Przejdź do głównych treściPrzejdź do wyszukiwarkiPrzejdź do głównego menu
środa, 9 października 2024 13:21
Reklama KD Market

Z Portugalią po raz jedenasty



Polscy piłkarze osiągnęli już swój najlepszy wynik w historii mistrzostw Europy, a w czwartek mają szansę awansować do strefy medalowej turnieju we Francji. W ćwierćfinale w Marsylii zagrają o godz. 14 czasu chicagowskiego z Portugalią.

Udane występy kadry Adama Nawałki podczas Euro 2016 (a wcześniej w eliminacjach) sprawiły, że z każdym meczem wzrasta renoma biało-czerwonych w europejskiej piłce. Do tego stopnia, że bardzo trudno wskazać faworyta konfrontacji z ósmą w światowym rankingu Portugalią.

Polacy awansowali do fazy pucharowej z drugiego miejsca w grupie C. Najpierw pokonali w Nicei Irlandię Północną 1:0, następnie zremisowali w podparyskim Saint-Denis z Niemcami 0:0 i wygrali w Marsylii z Ukrainą 1:0. W 1/8 finału pokonali w Saint-Etienne Szwajcarię w rzutach karnych 5-4. Po 90 minutach i dogrywce było 1:1.

Tymczasem Portugalia we Francji nie zachwyca. W teoretycznie dość łatwej grupie - z Węgrami, Islandią i Austrią - nie wygrała żadnego meczu (trzy remisy). W 1/8 finału pokonała Chorwację po dogrywce 1:0. W otoczeniu reprezentacji Polski nie brakuje nieoficjalnych głosów, że to dobry wynik dla biało-czerwonych, bo Chorwaci byliby trudniejszym rywalem.

Najsłynniejszy piłkarz w ekipie Fernando Santosa - Cristiano Ronaldo w obecnym turnieju oddał już 34 strzały i zdobył dwie bramki (obie z Węgrami).
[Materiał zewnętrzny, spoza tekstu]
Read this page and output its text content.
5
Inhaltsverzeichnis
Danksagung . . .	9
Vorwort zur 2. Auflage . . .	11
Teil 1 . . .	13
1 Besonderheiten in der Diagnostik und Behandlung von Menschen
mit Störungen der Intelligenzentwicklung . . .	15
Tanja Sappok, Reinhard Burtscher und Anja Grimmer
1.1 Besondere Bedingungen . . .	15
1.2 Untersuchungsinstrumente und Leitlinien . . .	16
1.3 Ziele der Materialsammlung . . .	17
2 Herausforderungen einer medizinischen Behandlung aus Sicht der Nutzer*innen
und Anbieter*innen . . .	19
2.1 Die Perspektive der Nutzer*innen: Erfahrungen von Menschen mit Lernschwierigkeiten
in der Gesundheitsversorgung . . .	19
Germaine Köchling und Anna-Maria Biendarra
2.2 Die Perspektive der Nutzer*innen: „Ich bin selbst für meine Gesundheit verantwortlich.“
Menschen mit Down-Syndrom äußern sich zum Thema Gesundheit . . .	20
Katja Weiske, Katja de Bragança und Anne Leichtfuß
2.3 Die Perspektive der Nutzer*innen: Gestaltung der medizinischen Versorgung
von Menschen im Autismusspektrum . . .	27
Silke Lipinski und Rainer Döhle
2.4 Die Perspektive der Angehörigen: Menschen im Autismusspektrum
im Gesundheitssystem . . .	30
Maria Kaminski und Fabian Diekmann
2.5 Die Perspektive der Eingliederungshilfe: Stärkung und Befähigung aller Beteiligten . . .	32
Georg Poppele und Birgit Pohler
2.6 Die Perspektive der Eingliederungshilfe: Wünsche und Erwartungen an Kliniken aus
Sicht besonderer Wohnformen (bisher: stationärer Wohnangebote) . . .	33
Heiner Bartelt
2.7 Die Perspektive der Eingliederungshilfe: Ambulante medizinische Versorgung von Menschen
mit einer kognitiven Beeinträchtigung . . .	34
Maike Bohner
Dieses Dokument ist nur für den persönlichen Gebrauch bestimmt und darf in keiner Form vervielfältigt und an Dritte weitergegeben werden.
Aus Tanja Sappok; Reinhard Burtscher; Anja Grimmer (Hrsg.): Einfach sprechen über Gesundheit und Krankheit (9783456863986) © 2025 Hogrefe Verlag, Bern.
- Będziemy przygotowani na wszystko, co Portugalczycy mają w ofensywie. Ronaldo oddał 34 strzały, ale cały zespół 74, czyli trochę akcji było rozwiązanych w inny sposób. Wiadomo, kto jest głównym zagrożeniem, jednak nie możemy zapominać, że to zespół mający wielu klasowych zawodników. I samo ograniczenie poczynań Ronaldo to jeszcze za mało - powiedział szef banku informacji reprezentacji Polski Hubert Małowiejski.

Oprócz Ronaldo w formacji ofensywnej Portugalii występuje dwóch innych doświadczonych piłkarzy, znanych z dużych umiejętności technicznych - Nani i Ricardo Quaresma.

- Musimy przede wszystkim jako zespół przeciwdziałać tej wielkiej trójce z Portugalii. To będzie klucz do sukcesu - podkreślił obrońca Michał Pazdan, chwalony we Francji za niemal bezbłędną grę.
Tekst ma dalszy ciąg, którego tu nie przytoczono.